Businesses and states opposing the Affordable Care Act continue to benefit from it, the Associated Press’ Ricardo Alonso-Zaldivar reports, and have applied for and received grants from the early retiree benefit program. The $5 billion fund established by the new health care law is designed to help employers and states “maintain coverage for early retirees age 55 and older who are not yet eligible for Medicare” by paying 80 percent of their claims:
Two Texas public employee programs are among the top 25 recipients of the federal subsidy despite Texas Gov. Rick Perry’s opposition to the law Republicans derisively call “Obamacare.” And records show the Huntsman family business, where GOP presidential candidate Jon Huntsman sharpened his executive skills, received about $1 million. It highlights the gap between dire Republican rhetoric about the health care overhaul and the pragmatic impulse to cash in on a new government benefit. [...]

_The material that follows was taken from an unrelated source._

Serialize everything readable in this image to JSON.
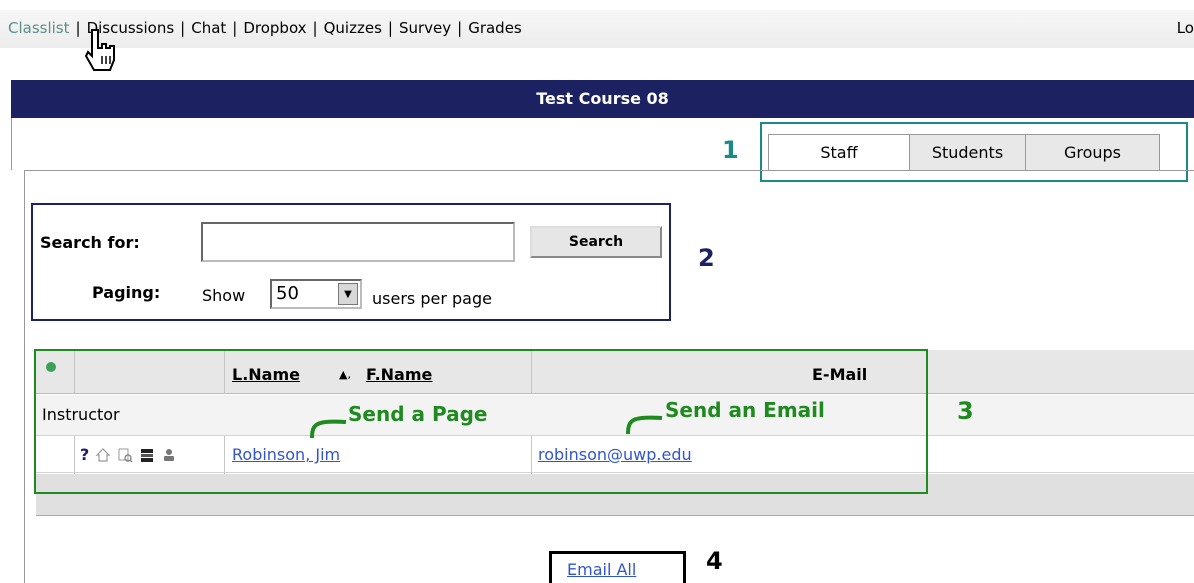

The Teacher Retirement System of Texas, a statewide system for public education employees, received more than $70 million as of Sept. 22, according to the federal Health and Human Services Department. The Employees Retirement System of Texas, which covers state employees, received about $30 million. Huntsman International, the main operating subsidiary of the family-founded chemical conglomerate, is also collecting subsidies.
Indeed, ThinkProgress has previously reported that Koch Industries, the oil, chemicals, and manufacturing conglomerate that has spent millions of dollars opposing reform also received grant dollars from it, as did more than a dozen members of the board of directors of the U.S. Chamber of Commerce.
Since approving some 6,000 applicants, the early retiree program has since reached its limit and has stopped accepting new applications.